More than 20 people, mostly faith leaders, were arrested Monday as part of a peaceful demonstration in which some participants purposefully resisted officials' orders to move away from the U.S.-Mexico border barrier near Tijuana.
Between 300 and 400 people, many faith and community leaders from across the country, marched down the beach to the southwest corner of the U.S. in Border Field State Park to call for protection for migrants and the right to seek asylum.
The event, held on International Human Rights Day, kicked off a week of nationwide demonstrations with the message “Love knows no borders” that will go through International Migrants Day on Dec. 18.
“In the face of the Trump administration’s violent rhetoric and policies, we are here to stand with border residents against militarization and for absolute protection for migrants seeking refuge and asylum,” said Joyce Ajlouny, general secretary for the American Friends Service Committee. “I’m here to declare that every person has inherent worth and dignity.”
On the way to the border barrier, the marchers walked in organized rows along a muddy trail with pools of water remaining from last week’s flood. They paused when they reached the beach to read out names of those who died on their migrant journeys, and two faith leaders anointed with oil those participating in the civil disobedience as a blessing.

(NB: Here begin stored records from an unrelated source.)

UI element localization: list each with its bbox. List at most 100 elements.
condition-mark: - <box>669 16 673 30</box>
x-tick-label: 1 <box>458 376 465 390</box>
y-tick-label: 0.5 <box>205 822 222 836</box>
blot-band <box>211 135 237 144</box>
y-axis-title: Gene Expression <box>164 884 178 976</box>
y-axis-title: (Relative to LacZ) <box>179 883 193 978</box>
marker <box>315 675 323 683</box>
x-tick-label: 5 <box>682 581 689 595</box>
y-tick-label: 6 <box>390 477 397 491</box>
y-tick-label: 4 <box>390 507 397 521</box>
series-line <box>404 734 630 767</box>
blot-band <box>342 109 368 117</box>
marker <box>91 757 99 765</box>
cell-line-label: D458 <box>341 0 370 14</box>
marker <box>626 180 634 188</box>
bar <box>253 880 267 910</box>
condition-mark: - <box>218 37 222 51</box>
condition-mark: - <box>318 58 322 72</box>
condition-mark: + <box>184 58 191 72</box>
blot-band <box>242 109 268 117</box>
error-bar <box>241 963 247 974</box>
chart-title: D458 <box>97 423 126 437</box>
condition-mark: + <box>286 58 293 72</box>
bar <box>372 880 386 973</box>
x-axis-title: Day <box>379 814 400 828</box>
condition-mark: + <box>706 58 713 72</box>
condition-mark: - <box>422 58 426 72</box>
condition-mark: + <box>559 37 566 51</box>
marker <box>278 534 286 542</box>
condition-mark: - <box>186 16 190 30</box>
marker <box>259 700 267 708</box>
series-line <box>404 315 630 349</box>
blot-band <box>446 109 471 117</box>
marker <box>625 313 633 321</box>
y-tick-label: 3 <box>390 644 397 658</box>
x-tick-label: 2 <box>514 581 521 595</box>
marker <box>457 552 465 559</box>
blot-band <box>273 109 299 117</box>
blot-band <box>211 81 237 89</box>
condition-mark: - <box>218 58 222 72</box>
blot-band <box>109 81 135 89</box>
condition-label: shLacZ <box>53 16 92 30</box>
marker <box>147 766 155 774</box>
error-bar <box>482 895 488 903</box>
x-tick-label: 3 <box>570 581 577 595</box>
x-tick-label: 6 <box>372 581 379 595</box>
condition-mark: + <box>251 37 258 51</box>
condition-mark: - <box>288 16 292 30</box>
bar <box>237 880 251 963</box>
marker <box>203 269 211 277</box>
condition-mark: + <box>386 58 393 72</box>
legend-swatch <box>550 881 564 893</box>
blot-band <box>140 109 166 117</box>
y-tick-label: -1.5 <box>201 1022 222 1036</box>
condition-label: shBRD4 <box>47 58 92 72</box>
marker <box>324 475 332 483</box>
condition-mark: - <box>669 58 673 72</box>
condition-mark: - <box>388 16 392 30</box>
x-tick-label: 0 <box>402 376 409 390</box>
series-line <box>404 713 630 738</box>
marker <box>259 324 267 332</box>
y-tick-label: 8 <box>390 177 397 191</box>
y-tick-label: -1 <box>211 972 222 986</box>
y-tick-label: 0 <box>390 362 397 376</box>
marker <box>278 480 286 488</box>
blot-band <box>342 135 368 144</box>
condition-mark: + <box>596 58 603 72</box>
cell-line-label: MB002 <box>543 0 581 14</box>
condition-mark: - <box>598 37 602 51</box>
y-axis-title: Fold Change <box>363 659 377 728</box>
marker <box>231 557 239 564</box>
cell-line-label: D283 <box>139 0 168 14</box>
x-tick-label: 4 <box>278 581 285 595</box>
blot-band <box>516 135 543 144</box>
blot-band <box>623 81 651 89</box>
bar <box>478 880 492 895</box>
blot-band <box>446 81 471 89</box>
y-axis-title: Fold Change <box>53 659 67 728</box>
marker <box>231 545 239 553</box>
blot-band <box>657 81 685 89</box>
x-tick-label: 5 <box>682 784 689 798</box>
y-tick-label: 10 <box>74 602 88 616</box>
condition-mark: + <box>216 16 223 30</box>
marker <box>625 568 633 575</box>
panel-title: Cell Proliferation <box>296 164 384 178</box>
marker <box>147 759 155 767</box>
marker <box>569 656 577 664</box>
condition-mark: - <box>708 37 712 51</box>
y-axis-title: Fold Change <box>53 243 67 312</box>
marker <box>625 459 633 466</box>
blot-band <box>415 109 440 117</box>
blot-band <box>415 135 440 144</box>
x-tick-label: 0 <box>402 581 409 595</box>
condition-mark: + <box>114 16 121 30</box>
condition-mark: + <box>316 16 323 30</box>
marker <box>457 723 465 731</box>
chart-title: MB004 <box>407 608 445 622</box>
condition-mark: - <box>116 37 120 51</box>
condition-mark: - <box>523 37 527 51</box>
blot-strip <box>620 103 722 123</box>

Once they reached the end of the U.S., organizers held the main group back from the concertina wire and Border Patrol agents who waited close by the fence that stretches into the ocean. A smaller group of about 50 advanced slowly in rows past the coils of wire toward the agents.
An agent with a megaphone warned them to stay behind the caution tape that delineated agents’ enforcement zone by the fence. Slowly, they inched forward into the restricted area.
“We refuse to accept that this is normal,” said Imam Omar Suleiman from Dallas, as several in the front rows took turns speaking. “You have a right to seek peace. You have a right to seek asylum.”
Border Patrol agents continued to ask the group to step back.
“We call on you to accomplish your task without violence,” one told the demonstrators. “We’re all Americans. We support your right to demonstrate.”
Shortly after, the agents formed a human wall and began walking forward, forcing the demonstrators back. After the agents backed up into the restricted zone, about 30 in the group of demonstrators got on their knees.
They sang “We Shall Not Be Moved” as they inched forward, either stepping and kneeling again or in some cases walking on their knees in the sand. Some locked arms or held hands. One woman in the middle of the group pressed her hands together in prayer.
A little while later, they all stood up again.
After Department of Homeland Security officers arrived, the agent with the megaphone issued another warning.
“You are being lawfully ordered to step behind the caution tape,” he said. “You are in direct violation of federal regulations.”
The agents again pressed forward as a line, chanting, “Move back!”
This time, about 17 people were pulled from the group as they refused to go backward. Some were pushed face down in the sand while officers tied their hands with zip ties.
The maneuvering between agents and demonstrators began again. The agents moved back once the demonstrators were out of the restricted zone, and after the agents moved, the front line again stepped forward, leading to another half a dozen arrests.
Morrissey writes for the San Diego Union-Tribune.